10/10
He would not be going to Italy
6 January 2008
Designed as a semi-independent prelude to "The Darjeeling Limited", "Hotel Chevalier" proves that ten minutes of Wes Anderson's wizardry are worth more than many another big-budget director's feature-length film. It's a study in the pain and the lust only love can bring, as well as a variation of Anderson's trademark motif, control. Where "The Darjeeling Limited" bubbles over with substance abuse, poisonous snakes, restroom romps, brotherly affection and fatal accidents, "Hotel Chevalier" is a quiet and slightly eerie two-character mini drama set in a lavish Merchant-Ivory style suite. The suite's sole resident is a reclusive control-freak writer in a long-distance relationship (Jason Schwartzman).

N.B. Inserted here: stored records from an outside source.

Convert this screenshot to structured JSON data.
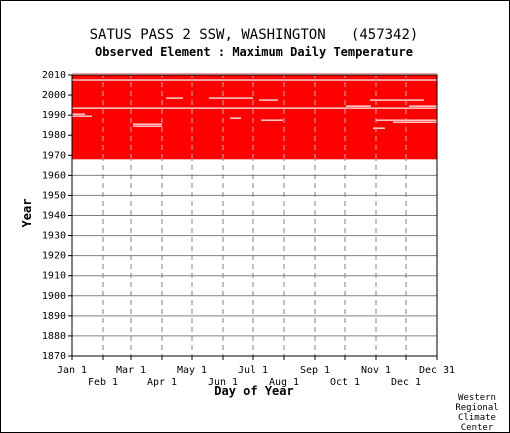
{
  "chart_data": {
    "type": "heatmap",
    "title": "SATUS PASS 2 SSW, WASHINGTON   (457342)",
    "subtitle": "Observed Element : Maximum Daily Temperature",
    "xlabel": "Day of Year",
    "ylabel": "Year",
    "x_range": [
      1,
      366
    ],
    "ylim": [
      1870,
      2010
    ],
    "y_ticks": [
      2010,
      2000,
      1990,
      1980,
      1970,
      1960,
      1950,
      1940,
      1930,
      1920,
      1910,
      1900,
      1890,
      1880,
      1870
    ],
    "x_ticks_top_row": [
      {
        "label": "Jan 1",
        "day": 1
      },
      {
        "label": "Mar 1",
        "day": 60
      },
      {
        "label": "May 1",
        "day": 121
      },
      {
        "label": "Jul 1",
        "day": 182
      },
      {
        "label": "Sep 1",
        "day": 244
      },
      {
        "label": "Nov 1",
        "day": 305
      },
      {
        "label": "Dec 31",
        "day": 366
      }
    ],
    "x_ticks_bottom_row": [
      {
        "label": "Feb 1",
        "day": 32
      },
      {
        "label": "Apr 1",
        "day": 91
      },
      {
        "label": "Jun 1",
        "day": 152
      },
      {
        "label": "Aug 1",
        "day": 213
      },
      {
        "label": "Oct 1",
        "day": 274
      },
      {
        "label": "Dec 1",
        "day": 335
      }
    ],
    "data_coverage": {
      "first_year": 1968,
      "last_year": 2010,
      "fill_color": "#ff0000",
      "missing_color": "#ffffff",
      "missing_segments": [
        {
          "year": 2010,
          "start_day": 1,
          "end_day": 366
        },
        {
          "year": 2007,
          "start_day": 1,
          "end_day": 366
        },
        {
          "year": 1993,
          "start_day": 1,
          "end_day": 366
        },
        {
          "year": 1998,
          "start_day": 95,
          "end_day": 112
        },
        {
          "year": 1998,
          "start_day": 138,
          "end_day": 182
        },
        {
          "year": 1997,
          "start_day": 188,
          "end_day": 207
        },
        {
          "year": 1997,
          "start_day": 299,
          "end_day": 353
        },
        {
          "year": 1994,
          "start_day": 275,
          "end_day": 300
        },
        {
          "year": 1994,
          "start_day": 338,
          "end_day": 366
        },
        {
          "year": 1990,
          "start_day": 1,
          "end_day": 14
        },
        {
          "year": 1989,
          "start_day": 1,
          "end_day": 21
        },
        {
          "year": 1988,
          "start_day": 159,
          "end_day": 170
        },
        {
          "year": 1987,
          "start_day": 305,
          "end_day": 366
        },
        {
          "year": 1987,
          "start_day": 190,
          "end_day": 212
        },
        {
          "year": 1986,
          "start_day": 322,
          "end_day": 366
        },
        {
          "year": 1985,
          "start_day": 62,
          "end_day": 91
        },
        {
          "year": 1984,
          "start_day": 62,
          "end_day": 91
        },
        {
          "year": 1983,
          "start_day": 302,
          "end_day": 314
        }
      ]
    },
    "grid": true
  },
  "credit": [
    "Western",
    "Regional",
    "Climate",
    "Center"
  ],
  "colors": {
    "data": "#ff0000",
    "grid": "#808080",
    "axis": "#000000"
  }
}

We watch as he half enjoys, half endures a surprise visit by his control-freak girlfriend (Natalie Portman). Is she a woman of flesh and blood, or is she just an imaginary incarnation of the jet-setting girl from "Where do you go to my lovely", the song Peter keeps playing on his portable stereo? There's no knowing what's real and what isn't in Anderson's paper moon world. But the importance of fact and fiction fades as she reclines on the bed and has Peter take off her spike-heeled boots. It's the most emotionally and sexually loaded scene I have seen in a long time, like a 20-second tango. It seems some of Natalie Portman's best work is done in shorts set in Paris. Remember Tom Tykwer's "True"?